Selbst wenn die Mieter keine Miete mehr zahlen würden, setzt sich das Mietverhältnis laut der Lüneburger Rechtsanwältin Silke Jaspert fort. "Die fristlose Kündigung in diesem Fall ist eine Ausnahme, da sie aus Gründen der Gefährdung, wenn das Haus tatsächlich baufällig ist, ausgesprochen wurde", sagt Silke Jaspert. Sie ist auf Mietrecht spezialisiert.

Würden die Mieter die Kündigung nicht anerkennen, so müsse eine Räumungsklage erhoben werden. Erst wenn diese erfolgreich sei, könne ein Gerichtsvollzieher die Wohnungen räumen. "Das Verfahren kann sich über Monate hinziehen. Allerdings kann der Vermieter in diesem Fall mit seiner Schutzpflicht argumentieren. Baufälliger Wohnraum darf nicht zur Vermietung freigegeben werden", sagt Silke Jaspert.

Laut den Bewohnern hat ihnen der Vermieter zwei Drei-Zimmer-Wohnungen als Alternative angeboten, das reiche nicht für 20 Personen. Zudem hätten sie mit den Bewohnern des Nachbarhauses, Hausnummer 5, eine Gemeinschaft gegründet. "Entweder wir gehen geschlossen oder gar nicht", fasst ein Bewohner zusammen. Der Besitzer von Haus Nummer 5 sei insolvent, es werde demnächst zwangsversteigert.

Eine Alternative für rund 50 Personen fordern sie also von Jürgen Sallier oder der Stadt. Derzeit warteten die Bewohner des Hauses Nummer 5 auf die Ergebnisse der Begehung durch die Stadt. Auch die Bodenerkundung mit Mehrstangenextensometern in der Frommestraße ist abgeschlossen. Spezielle Sonden haben bis zu 110 Meter tief den Untergrund untersucht und Hohlräume geortet. "Die Ergebnisse sollen in einer Woche vorliegen", sagt Stadtsprecherin Suzanne Moenck. Zur Durchfahrt werde die Frommestraße jedoch vorerst nicht wieder freigegeben. "Auch durch die Messungen sind in der Straße einfach zu viele Dellen und Löcher."

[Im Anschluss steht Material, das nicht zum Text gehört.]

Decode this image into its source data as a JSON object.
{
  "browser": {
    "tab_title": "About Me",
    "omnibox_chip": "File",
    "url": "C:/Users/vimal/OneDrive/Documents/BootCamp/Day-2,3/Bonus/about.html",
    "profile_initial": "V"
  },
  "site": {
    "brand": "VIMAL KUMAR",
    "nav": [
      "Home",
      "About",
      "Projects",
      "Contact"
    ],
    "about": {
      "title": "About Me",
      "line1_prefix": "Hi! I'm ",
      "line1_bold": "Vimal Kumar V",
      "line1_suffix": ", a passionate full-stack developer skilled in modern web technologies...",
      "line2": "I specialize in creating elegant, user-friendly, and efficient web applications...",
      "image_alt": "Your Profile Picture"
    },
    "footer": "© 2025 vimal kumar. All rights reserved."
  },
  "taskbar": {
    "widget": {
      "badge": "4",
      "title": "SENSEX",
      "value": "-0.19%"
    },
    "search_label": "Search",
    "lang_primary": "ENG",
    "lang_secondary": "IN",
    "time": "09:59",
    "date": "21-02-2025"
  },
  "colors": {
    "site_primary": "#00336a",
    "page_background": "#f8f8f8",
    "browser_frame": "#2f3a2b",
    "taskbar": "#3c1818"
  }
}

Selbst wenn die Messungen den Abriss des Hauses Nummer 4 zur Folge haben, kann sich der Lüneburger Architekt Heinz Meyer nicht vorstellen, dass dort wirtschaftlich ein neues Gebäude entstehen könnte. Sein Architekturbüro, Meyer Arc, hat in den 70er-Jahren Häuser in der Altstadt errichtet. Trotzdem sagt er: "Es gibt Stellen in Lüneburg, da sollte man nicht bauen, weil man die Senkungsgeschwindigkeit nicht lange voraussagen kann." Dazu gehöre die Frommestraße.

Möglichkeiten, ein standsicheres Haus zu bauen gebe es, doch seien die sehr teuer. "Große Kastenfundamente, die einzeln die Senkung und Erdfälle aufnehmen, sind eine Möglichkeit. Doch diese Investition kann kaum wieder durch Mieteinnahmen hereinkommen", sagt Meyer. Zudem müssten trotzdem immer wieder Sicherungsmaßnahmen durchgeführt werden.

Die Bewohner der Frommestraße glauben, dass die Senkungsproblematik nur vorgeschoben ist. "Es geht gar nicht um die Senkung und Sicherungsmaßnahmen. Das ist eine Argumentation, um Menschen zu vertreiben und an deren Stelle solventere Mieter zu holen."